January 27, 2014
Twitter is targeting second screens with a strategy that focuses on the intersection of video and data. The company has reportedly been meeting with agencies and brands this year, including several meetings held during CES, to showcase its ad product road map. Those who met with Twitter signed non-disclosure agreements and could not discuss upcoming products, but the strategy is believed to be bullish on video and data, and a counter to Facebook’s recent push into video.
“Twitter has been promoting its ability to harness data and insights from conversations surrounding specific TV shows and then allows brands to reach those viewers,” reports Adweek. “And last year, Twitter bought the social TV analytics firm Bluefin Labs to bolster such TV targeting capabilities.”

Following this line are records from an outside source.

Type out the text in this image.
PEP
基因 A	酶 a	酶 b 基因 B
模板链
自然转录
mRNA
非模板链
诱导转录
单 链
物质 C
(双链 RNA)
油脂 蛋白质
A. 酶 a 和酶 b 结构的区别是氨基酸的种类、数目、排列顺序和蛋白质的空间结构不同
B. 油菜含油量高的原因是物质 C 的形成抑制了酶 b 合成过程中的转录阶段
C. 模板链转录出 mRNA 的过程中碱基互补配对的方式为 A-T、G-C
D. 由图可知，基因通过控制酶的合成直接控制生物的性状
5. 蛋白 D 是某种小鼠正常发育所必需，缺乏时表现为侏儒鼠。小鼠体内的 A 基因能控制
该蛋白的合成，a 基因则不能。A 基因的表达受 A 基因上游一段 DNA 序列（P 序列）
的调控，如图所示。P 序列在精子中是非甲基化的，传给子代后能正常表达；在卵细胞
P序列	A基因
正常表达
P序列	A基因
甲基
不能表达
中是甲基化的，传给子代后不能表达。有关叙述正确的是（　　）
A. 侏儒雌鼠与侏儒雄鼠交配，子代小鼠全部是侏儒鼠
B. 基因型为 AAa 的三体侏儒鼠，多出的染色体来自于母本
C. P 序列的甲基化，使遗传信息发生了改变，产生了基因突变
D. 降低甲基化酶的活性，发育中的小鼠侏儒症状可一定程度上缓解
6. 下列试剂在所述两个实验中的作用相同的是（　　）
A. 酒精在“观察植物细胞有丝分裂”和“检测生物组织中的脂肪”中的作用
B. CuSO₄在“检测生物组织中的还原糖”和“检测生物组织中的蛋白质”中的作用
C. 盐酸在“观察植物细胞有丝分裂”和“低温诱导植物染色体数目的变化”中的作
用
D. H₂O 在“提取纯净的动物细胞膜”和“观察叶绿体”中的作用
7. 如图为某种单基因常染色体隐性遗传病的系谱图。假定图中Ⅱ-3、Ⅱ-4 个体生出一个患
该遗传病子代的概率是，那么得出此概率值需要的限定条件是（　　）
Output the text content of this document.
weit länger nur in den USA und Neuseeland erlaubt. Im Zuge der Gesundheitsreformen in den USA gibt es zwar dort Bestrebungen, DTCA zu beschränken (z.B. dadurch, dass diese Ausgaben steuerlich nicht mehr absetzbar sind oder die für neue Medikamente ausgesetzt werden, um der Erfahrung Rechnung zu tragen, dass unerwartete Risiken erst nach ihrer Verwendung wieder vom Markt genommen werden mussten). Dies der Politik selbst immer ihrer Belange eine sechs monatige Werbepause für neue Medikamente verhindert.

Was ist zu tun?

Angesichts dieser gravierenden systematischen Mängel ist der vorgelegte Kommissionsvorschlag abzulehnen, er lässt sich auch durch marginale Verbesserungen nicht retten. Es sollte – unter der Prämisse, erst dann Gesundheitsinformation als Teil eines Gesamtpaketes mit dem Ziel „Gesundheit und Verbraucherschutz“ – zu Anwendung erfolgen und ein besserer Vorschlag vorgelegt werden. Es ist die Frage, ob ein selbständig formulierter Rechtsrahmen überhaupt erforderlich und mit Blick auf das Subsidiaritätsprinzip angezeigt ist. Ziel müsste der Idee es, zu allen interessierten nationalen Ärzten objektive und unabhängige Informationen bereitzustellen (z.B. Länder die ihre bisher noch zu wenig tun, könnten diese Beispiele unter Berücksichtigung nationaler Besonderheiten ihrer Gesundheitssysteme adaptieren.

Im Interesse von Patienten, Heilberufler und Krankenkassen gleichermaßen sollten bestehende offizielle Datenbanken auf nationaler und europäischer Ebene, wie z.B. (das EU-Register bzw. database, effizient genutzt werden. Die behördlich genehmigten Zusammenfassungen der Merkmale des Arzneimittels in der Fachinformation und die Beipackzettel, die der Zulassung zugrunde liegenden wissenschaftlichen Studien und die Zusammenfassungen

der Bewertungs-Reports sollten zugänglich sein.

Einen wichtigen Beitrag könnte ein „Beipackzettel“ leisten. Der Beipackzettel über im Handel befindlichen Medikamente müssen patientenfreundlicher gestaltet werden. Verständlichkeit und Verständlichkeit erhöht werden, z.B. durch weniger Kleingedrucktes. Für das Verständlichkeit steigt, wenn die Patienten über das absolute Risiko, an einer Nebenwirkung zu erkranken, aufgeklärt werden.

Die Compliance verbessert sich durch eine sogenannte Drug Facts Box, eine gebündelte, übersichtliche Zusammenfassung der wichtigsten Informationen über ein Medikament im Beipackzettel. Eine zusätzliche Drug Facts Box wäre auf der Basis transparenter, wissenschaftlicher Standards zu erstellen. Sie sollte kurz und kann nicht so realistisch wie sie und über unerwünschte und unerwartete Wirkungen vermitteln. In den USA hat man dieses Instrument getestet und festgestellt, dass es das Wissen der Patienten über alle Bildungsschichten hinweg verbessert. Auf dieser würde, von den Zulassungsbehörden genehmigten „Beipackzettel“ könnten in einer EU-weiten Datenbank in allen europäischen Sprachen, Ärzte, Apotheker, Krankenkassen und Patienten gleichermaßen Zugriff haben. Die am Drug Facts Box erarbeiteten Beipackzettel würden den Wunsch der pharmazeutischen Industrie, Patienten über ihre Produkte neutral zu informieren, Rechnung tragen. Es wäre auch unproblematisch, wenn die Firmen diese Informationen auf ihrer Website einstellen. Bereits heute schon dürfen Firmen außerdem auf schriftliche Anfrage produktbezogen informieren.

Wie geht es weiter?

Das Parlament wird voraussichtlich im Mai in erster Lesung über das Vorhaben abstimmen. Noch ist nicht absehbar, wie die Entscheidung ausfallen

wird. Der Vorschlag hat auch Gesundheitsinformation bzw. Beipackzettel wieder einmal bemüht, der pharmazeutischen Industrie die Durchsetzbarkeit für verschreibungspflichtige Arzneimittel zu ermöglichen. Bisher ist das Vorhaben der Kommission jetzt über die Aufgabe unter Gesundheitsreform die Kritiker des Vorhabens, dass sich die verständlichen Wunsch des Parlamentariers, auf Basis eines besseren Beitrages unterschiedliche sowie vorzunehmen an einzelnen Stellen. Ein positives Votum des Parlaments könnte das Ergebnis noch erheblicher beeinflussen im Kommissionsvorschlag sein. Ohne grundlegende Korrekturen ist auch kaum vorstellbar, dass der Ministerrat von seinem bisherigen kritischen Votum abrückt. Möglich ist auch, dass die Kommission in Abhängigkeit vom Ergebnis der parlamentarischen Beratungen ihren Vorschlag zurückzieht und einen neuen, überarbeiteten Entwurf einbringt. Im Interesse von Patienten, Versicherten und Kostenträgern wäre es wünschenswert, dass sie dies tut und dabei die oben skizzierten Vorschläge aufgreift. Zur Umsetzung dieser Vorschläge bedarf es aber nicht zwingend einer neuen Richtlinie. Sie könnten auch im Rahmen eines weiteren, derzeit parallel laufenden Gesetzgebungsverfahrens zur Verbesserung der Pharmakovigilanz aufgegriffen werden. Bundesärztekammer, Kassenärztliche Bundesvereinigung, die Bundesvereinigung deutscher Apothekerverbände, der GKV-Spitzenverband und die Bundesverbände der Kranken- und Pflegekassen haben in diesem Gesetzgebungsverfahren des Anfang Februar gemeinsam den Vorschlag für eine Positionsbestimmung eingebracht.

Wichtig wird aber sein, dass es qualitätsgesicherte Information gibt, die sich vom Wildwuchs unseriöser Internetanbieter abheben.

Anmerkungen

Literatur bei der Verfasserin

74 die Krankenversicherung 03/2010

“Twitter spend will increase this year for a number of reasons, one being their embrace of television,” said David Rittenhouse, Neo@Ogilvy’s managing director, adding that television’s relationship with Twitter will evolve beyond the adoption of hashtags.
“If I’m sponsoring [ESPN’s] College GameDay, I can actually take my offline [ad copy], upload it into Twitter and serve it to people after they watched the show,” said another source, suggesting that some advertisers (especially tech brands) plan to spend much more this year on Twitter. “Advertisers are obsessed with it because they’re able to increase awareness. It’s an extension of their TV buying, and they’re [quintupling] Twitter budgets for it.”
“These are ad dollars that could be going to Facebook, this source said. Indeed, there is a debate in the ad industry about which platform is better for such TV-esque advertising,” notes the article. “As Twitter pushes TV this year, Facebook is rolling out its broad autoplay video ad product. The question is, which platform can target more effectively and which one truly is the second screen — the one viewers scroll through mid-commercial break or after the show.”
According to eMarketer, spending on online video ads will increase by 40 percent this year, and digital video ads will generate $5.75 billion.